Ce n'était pas totalement un mensonge.

- Vraiment ? Alors pourquoi tes mains caressaient-elles le tissu lilas ? Et comment sais-tu que je ne parlais pas de Serena ?

Blair haleta, sans savoir quoi répondre.

- Je sais ce que Chuck représente pour toi, ma chérie, reprit Eléanor avec un regard entendu. Après tout, c'est moi qui suis allée le chercher le jour de ton mariage.

- Oui, il semblerait que Serena et toi saviez mieux que moi ce que mon cœur désirait vraiment, dommage que je ne vous ai pas écouté, soupira la jeune fille brune.

- Chuck t'aime, tu finiras par le récupérer, crois-moi. De plus, ne m'as-tu pas dit que tu savais ce que tu voulais et que tu avais bien l'intention de l'obtenir ?

- Si et je n'ai pas changé d'avis, mais je n'ai pas encore été en mesure de m'y atteler.

- Alors, qu'est-ce que tu attends au juste ? Passe un peu moins de temps à soupirer et un peu plus à agir.

- Inutile de te rappeler que la semaine de la mode parisienne est dans un peu plus d'une semaine et qu'il y a encore un millions de détails à régler. Sans compter que certains événements sont venus interférer dans mes plans.

- Je te rappelle que je suis toujours là ! Et si tu continues comme ça, je n'aurai bientôt plus rien à faire, à part mes esquisses. Il ne faudrait pas que le personnel pense que je suis trop vieille et que j'ai pris ma retraite avant l'heure, ce n'est pas encore pour tout de suite. Les femmes Waldorf sont des femmes d'action et ça ne s'applique pas seulement au travail, ma chérie. J'ai appris, un peu tard, qu'il n'y avait pas que ça d'important dans la vie.

- Tu as raison, d'ailleurs cette fois je vais suivre ton conseil à la lettre. Dès que j'aurai terminé avec l'inventaire des dernières livraisons, je prendrai quelques jours loin d'ici pour m'occuper de cet autre aspect de ma vie.

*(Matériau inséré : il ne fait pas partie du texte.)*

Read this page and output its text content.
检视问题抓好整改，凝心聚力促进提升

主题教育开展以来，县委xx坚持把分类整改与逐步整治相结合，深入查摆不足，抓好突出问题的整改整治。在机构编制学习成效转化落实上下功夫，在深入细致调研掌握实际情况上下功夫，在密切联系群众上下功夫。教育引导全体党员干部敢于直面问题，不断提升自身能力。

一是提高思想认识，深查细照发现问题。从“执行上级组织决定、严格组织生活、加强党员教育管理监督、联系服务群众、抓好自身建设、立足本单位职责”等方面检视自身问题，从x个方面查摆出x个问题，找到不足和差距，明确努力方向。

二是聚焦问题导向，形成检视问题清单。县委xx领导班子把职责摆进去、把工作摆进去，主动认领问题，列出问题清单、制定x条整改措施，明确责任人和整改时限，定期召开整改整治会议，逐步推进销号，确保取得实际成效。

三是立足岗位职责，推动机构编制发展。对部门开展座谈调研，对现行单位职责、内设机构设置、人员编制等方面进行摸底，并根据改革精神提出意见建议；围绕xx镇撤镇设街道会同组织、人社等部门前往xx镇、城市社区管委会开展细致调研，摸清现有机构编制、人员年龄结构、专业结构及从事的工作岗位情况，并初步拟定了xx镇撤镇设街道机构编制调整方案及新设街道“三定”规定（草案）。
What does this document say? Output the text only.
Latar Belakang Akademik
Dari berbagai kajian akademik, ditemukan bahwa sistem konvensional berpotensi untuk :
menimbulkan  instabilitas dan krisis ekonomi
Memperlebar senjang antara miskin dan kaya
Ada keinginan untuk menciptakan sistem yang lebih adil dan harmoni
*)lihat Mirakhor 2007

- Voilà ma fille ! Prend tout le temps dont tu as besoin. Tu as fait un travail formidable ici depuis ton arrivée et tout est presque prêt, sauf les aléas de dernière minutes comme toujours, mais je pense être encore en mesure de pouvoir le gérer.

Blair déposa un baiser sur la joue de sa mère et la serra dans ses bras.

- Merci maman, glissa-t-elle à l'oreille d'Eléanor.